«Rischiamo di chiudere 133 scuole»

Sentenza della Cassazione, il presidente provinciale della Federazione materne cattoliche: «Rette inferiori ai costi»
Di Francesco Furlan

La miccia è stata accesa a Livorno ma il caso è deflagrato a livello nazionale e ha coinvolto anche il Veneziano. È giusto - come ha certificato nei giorni scorsi la corte di Cassazione per due istituti della città toscana - che le scuole private comprese quelle riconosciute come paritarie paghino l’Imu? Il dibattito è di quelli che accendono gli animi. E dividono. Perché in ballo ci sono temi come la laicità dello Stato, l’educazione dei bambini e le scelte delle famiglie, quando una scelta è possibile. Perché in Veneto, in quasi un comune sue due, non c’è alternativa per le famiglie alle scuole materne parrocchiali. Ed è su queste che è concentrata l’attenzione. «Se le scuole si trovassero a pagare l’Imu», spiega Stefano Cecchin, presidente provinciale della Federazione italiana scuole materne cattoliche (Fism), «non ci sarebbero molte alternative alla chiusura. È vero, si potrebbero aumentare le rette, ma queste scuole sono nate e devono restare come scuole di comunità e popolari. E quindi non è possibile chiedere alle famiglie ulteriori sforzi». Qualche numero può aiutare a capire. Sono 133 gli istituti dell'infanzia di cui 43 con il nido integrato associati alla Fism. Accolgono quasi 12 mila bambini, quasi 1 su 2 di tutti i piccoli tra i 3 e i 6 anni della provincia.

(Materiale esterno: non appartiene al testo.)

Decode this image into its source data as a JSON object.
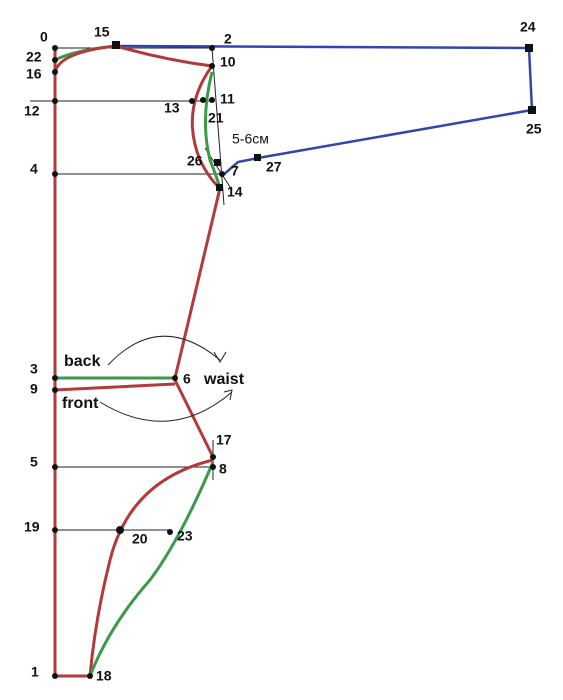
{
  "points": [
    {
      "label": "0"
    },
    {
      "label": "15"
    },
    {
      "label": "2"
    },
    {
      "label": "24"
    },
    {
      "label": "22"
    },
    {
      "label": "16"
    },
    {
      "label": "10"
    },
    {
      "label": "12"
    },
    {
      "label": "13"
    },
    {
      "label": "11"
    },
    {
      "label": "21"
    },
    {
      "label": "4"
    },
    {
      "label": "26"
    },
    {
      "label": "7"
    },
    {
      "label": "27"
    },
    {
      "label": "14"
    },
    {
      "label": "25"
    },
    {
      "label": "3"
    },
    {
      "label": "6"
    },
    {
      "label": "9"
    },
    {
      "label": "5"
    },
    {
      "label": "17"
    },
    {
      "label": "8"
    },
    {
      "label": "19"
    },
    {
      "label": "20"
    },
    {
      "label": "23"
    },
    {
      "label": "1"
    },
    {
      "label": "18"
    }
  ],
  "annotations": {
    "allowance": "5-6см",
    "back": "back",
    "front": "front",
    "waist": "waist"
  }
}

E in molti comuni - come si diceva - i genitori non hanno alternative alle scuole parrocchiali, a meno di non voler macinare ogni giorno chilometri per raggiungere la scuola materna statale più vicina. Le famiglie pagano una retta mensile che è mediamente di 160 euro al mese con punte di 200 in alcune scuole mentre il costo medio - secondo i dati Fism - di un bambino è di circa 3 mila euro l’anno, a fronte di un costo standard che per i bambini delle scuole statali dell’infanzia è, stando ai dati del ministero dell’Istruzione, di 5.700 euro. «È un passaggio chiave molto delicato», aggiunge Cecchin, «perché la legge prevede che, per le scuole in cui la retta è simbolica, e quindi inferiore al costo standard di riferimento, ci si debba attenere al regolamento degli enti non commerciali, che esenta dal pagamento dell’Imu. E’ il caso delle nostre scuole materne, che sono nella pratica enti no-profit, perché non fanno profitti». Un’interpretazione sulla quale però la Corte di Cassazione è passata sopra come uno schiaccia-sassi, anche se ieri a precisarne la posizione è intervenuto il Primo presidente della Cassazione Giorgio Santacroce spiegando che spetta «al contribuente» - in questo caso le scuole parrocchiali - «l'onere di provare» che «in concreto» l'attività formativa «non sia svolta con le modalità di una attività commerciale».

E intanto il governo è al lavoro per trovare una via d’uscita. Oggi nelle paritarie la retta pagata dalle famiglie copre circa il 60% della spesa, mentre la rimanente parte è coperta da finanziamenti pubblici: il 17% dallo Stato, il 7% dalla Regione e il 16% dal Comune, finanziamenti messi a bilancio ma spesso erogati in ritardo, che obbligano i comitati di gestione delle scuole, delibera alla mano, a bussare alle porte delle banche. «Siamo su un piano inclinato sul quale scivoliamo da tempo», aggiunge Cecchin, «prima i finanziamenti, oggi l’Imu, tra un po’ ci sarà l’Iva e i contratti per i docenti». «Quel che bisogna fare», aggiunge in sintonia con una nota diffusa ieri sera della Fism nazionale, «è aprire un vero confronto sulla parità scolastica in Italia».